CHAPTER 102 TUMORS OF THE PERIPHERAL NERVES
The peripheral nervous system is affected by neoplastic disease in the following ways:
Tumors of the peripheral nerves (PNTs) are sufficiently common that they are encountered by surgeons or neurologists at regular intervals but infrequently enough to still cause perplexity in diagnosis and treatment. Too many cases of benign schwannoma are subjected to biopsy, which damages the parent nerve, inflicts pain, and increases the difficulties surrounding excision; too often the true nature of the swelling and of its anatomical relations is not appreciated, so that the nerve trunk is excised. Even worse, inadequate biopsy or incorrect interpretation of that biopsy in a malignant tumor of nerve leads to inadequate treatment.1
The classification used in this chapter is displayed in Table 102-1. The true nature of PNT has been greatly clarified by electron microscopy, immunohistochemistry, and genetic studies. Perineurial cells arise from fibroblasts.2 Transmission electron microscopic studies have shown that schwannomas do indeed arise from Schwann cells; ultrastructural characteristics enable the distinction among schwannoma, neurofibroma, and perineurioma.3 Folpe and Gowan4 emphasized the role of immunocytochemistry in the analysis of PNT, whereby specific antigens on cells of neural origin can be demonstrated by polyclonal or monoclonal antibodies.
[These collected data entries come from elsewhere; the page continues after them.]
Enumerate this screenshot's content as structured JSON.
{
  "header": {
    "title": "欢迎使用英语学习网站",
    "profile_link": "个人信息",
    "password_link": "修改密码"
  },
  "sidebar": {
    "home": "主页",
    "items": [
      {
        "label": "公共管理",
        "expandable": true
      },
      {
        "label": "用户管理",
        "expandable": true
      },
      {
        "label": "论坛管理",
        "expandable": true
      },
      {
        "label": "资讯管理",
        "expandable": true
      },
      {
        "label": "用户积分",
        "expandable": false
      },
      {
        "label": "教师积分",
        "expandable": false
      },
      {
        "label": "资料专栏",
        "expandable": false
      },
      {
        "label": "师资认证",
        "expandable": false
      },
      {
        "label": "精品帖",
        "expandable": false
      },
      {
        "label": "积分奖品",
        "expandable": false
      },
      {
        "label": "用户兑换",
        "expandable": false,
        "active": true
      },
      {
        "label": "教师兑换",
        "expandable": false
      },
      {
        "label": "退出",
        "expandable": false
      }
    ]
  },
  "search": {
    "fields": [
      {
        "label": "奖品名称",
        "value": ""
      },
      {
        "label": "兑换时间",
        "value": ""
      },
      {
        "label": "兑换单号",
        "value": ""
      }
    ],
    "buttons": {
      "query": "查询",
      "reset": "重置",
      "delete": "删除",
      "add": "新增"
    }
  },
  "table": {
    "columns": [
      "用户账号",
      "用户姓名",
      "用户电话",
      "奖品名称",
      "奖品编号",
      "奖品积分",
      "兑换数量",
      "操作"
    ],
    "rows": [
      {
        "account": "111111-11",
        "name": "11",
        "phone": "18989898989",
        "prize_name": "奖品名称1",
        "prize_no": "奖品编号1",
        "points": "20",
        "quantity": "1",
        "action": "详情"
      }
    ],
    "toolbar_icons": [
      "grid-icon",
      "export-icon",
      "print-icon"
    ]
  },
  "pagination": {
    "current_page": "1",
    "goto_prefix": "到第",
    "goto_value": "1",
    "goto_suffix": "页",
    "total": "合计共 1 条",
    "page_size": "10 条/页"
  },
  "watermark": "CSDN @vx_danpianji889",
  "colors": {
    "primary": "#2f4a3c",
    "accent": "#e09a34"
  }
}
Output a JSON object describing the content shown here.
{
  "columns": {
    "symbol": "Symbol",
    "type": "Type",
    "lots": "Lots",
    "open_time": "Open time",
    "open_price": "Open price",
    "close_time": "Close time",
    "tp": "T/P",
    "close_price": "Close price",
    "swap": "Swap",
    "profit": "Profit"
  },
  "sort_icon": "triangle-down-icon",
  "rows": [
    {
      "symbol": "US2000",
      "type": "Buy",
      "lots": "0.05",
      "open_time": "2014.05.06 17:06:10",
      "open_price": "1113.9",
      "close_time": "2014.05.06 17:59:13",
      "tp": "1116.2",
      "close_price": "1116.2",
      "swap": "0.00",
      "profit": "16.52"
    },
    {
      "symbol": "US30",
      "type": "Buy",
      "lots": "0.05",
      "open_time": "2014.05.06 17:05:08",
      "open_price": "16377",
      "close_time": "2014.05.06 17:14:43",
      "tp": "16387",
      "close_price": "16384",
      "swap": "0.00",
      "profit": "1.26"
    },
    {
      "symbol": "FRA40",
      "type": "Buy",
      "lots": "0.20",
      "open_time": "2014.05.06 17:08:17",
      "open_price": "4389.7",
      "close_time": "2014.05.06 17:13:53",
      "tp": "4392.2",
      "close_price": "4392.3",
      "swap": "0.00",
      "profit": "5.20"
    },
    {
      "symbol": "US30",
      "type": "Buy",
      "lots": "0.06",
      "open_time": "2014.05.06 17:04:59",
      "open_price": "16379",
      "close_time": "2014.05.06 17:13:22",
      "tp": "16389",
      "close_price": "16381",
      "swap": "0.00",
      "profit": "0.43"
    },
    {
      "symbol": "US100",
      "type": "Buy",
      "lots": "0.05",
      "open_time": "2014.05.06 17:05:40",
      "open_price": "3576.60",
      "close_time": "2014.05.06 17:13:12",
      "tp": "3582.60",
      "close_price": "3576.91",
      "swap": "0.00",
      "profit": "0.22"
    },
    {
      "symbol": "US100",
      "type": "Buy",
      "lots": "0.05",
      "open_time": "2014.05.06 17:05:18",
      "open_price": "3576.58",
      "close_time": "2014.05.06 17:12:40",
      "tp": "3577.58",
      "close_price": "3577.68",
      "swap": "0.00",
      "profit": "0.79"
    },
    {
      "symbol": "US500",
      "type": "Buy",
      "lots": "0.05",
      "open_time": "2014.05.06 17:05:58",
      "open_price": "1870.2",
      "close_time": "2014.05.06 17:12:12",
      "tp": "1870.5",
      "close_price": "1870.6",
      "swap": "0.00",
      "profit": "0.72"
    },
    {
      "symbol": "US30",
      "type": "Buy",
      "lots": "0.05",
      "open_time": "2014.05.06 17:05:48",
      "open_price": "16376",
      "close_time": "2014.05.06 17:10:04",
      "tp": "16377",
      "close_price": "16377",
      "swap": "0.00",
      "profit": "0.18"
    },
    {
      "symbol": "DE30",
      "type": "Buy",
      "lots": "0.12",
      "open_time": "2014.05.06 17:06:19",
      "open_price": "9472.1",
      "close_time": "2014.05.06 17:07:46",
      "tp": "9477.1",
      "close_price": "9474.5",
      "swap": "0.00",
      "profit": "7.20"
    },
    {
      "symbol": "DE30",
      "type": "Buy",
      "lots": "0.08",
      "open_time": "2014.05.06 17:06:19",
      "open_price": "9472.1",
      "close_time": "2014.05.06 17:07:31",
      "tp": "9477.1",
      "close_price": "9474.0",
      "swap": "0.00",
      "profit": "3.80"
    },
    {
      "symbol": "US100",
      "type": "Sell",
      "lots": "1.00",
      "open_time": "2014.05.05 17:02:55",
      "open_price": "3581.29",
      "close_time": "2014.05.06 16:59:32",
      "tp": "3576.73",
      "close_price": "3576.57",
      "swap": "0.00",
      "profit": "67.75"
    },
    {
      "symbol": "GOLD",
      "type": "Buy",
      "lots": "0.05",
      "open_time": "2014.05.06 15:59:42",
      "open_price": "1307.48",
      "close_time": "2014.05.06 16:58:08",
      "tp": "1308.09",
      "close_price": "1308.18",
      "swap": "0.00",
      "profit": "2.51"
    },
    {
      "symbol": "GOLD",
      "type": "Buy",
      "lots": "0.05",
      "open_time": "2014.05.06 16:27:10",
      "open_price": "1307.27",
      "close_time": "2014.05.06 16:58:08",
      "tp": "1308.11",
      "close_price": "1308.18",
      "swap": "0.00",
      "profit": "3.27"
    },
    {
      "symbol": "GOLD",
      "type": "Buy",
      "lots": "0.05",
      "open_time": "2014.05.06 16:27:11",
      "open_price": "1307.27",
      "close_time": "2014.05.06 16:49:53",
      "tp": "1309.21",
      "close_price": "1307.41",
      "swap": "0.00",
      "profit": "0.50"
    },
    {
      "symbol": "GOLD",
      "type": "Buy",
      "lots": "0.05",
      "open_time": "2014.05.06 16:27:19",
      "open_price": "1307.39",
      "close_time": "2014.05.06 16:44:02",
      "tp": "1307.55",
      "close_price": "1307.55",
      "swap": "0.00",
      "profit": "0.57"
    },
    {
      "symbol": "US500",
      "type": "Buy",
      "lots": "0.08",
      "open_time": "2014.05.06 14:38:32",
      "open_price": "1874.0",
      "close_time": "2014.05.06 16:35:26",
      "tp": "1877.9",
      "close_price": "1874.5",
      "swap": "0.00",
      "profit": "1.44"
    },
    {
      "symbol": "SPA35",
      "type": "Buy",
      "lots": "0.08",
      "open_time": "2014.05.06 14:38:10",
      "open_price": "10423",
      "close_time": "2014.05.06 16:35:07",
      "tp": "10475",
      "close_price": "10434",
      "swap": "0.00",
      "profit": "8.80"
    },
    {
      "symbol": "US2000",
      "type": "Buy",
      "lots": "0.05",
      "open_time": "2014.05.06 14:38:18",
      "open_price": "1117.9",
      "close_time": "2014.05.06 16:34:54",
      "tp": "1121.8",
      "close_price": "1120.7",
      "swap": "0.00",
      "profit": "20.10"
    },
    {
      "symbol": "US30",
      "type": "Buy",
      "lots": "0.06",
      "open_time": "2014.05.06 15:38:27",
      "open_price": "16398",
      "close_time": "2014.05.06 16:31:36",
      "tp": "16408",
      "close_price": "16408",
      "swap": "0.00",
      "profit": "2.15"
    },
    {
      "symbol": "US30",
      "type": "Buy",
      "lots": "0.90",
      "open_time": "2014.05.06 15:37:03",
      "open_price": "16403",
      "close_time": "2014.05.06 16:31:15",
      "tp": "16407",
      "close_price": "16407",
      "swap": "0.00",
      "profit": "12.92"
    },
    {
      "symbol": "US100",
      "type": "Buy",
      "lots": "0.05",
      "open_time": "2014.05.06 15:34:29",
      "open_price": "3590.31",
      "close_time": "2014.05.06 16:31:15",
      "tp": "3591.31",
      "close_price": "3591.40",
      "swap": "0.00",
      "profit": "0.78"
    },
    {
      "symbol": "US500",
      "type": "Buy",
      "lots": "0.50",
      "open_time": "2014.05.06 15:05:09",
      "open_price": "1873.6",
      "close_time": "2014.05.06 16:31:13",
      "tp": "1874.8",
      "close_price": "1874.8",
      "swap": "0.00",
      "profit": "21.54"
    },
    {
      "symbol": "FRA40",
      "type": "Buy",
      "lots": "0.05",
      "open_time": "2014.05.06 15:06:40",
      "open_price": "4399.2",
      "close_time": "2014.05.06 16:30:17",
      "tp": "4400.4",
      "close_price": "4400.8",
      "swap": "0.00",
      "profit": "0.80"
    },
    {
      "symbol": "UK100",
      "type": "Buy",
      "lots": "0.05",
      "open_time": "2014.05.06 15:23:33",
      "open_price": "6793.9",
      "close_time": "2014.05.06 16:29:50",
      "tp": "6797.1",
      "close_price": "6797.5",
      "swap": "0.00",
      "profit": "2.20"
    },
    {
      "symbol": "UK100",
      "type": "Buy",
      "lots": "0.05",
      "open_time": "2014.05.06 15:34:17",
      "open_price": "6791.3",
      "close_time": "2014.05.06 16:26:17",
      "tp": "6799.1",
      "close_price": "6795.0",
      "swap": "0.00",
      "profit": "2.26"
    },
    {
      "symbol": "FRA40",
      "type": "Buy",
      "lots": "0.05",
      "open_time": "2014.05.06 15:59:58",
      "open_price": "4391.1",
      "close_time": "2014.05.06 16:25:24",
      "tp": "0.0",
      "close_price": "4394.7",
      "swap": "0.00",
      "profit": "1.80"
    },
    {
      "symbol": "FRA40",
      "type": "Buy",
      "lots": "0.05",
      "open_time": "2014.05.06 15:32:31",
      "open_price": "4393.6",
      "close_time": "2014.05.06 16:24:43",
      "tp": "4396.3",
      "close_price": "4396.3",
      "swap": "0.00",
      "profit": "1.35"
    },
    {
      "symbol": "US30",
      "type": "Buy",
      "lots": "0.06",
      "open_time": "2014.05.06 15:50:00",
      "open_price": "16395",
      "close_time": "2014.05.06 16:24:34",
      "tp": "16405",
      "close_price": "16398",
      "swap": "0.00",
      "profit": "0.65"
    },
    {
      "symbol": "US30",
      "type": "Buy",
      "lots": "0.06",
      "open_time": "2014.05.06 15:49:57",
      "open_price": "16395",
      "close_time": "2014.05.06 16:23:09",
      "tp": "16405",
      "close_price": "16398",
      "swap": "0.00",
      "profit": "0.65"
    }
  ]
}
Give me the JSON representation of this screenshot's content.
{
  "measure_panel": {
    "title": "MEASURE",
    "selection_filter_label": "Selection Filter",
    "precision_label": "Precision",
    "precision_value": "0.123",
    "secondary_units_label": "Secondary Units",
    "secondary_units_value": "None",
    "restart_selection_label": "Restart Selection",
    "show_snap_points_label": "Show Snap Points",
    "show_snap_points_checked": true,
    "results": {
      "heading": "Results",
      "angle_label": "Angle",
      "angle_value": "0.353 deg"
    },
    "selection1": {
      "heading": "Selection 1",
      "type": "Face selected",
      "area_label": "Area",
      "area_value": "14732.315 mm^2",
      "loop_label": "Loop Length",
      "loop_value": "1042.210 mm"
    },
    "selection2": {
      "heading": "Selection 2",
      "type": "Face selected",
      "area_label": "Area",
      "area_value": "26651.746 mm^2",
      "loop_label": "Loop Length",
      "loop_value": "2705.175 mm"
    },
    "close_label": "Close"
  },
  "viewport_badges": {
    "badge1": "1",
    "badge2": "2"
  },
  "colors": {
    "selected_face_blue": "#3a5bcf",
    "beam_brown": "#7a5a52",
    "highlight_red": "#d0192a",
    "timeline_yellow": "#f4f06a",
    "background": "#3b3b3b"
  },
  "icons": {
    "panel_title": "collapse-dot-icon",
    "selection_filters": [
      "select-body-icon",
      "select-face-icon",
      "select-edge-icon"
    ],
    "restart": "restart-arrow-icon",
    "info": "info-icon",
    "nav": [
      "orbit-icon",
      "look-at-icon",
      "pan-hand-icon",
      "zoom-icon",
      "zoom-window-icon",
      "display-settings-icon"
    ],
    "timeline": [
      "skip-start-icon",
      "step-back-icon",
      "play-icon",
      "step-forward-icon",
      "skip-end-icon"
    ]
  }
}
The strong expression of S-100 by Schwann cells is particularly important in distinguishing between the large schwannomas of the retroperitoneum and soft tissue sarcomas. The perineurial cell does not express S-100 but does express the epithelial membrane antigen. Fibroblasts express vimentin and fibromentin. Immunoreactivity, cytogenetic, and molecular genetic analyses demonstrate that Ewing’s sarcoma, Askin’s tumor of the chest wall, the primitive neuroectodermal tumor of bone, and neuroepithelioma are variations from a common neural origin, distinct from neuroblastoma. The cells of Ewing’s sarcoma exhibit characteristic reciprocal translocation of the long arms of chromosomes 11 and 21, in common with other tumors of this group.5–8
TABLE 102-1 Classification of Peripheral Nerve Tumors
Type | Benign | Malignant |
---|---|---|
Nerve sheath tumors | ||
Neural tumors | Ganglioneuroma |
The clinical diagnosis of most PNTs, whether benign or malignant, is usually fairly straightforward in cases in which the swelling is located within the limbs. Supplementary investigations are necessary to confirm that diagnosis and to clarify the location of the tumor, its size, and its relation to vital structures. The possibility of a second malignant peripheral nerve sheath tumor (MPNST) or of premalignant change within a benign lesion is a particular problem in NF1. A swelling of a nerve may masquerade as PNT and yet may, in fact, be an expression of generalized neuropathy (Figs. 102-1 and 102-2).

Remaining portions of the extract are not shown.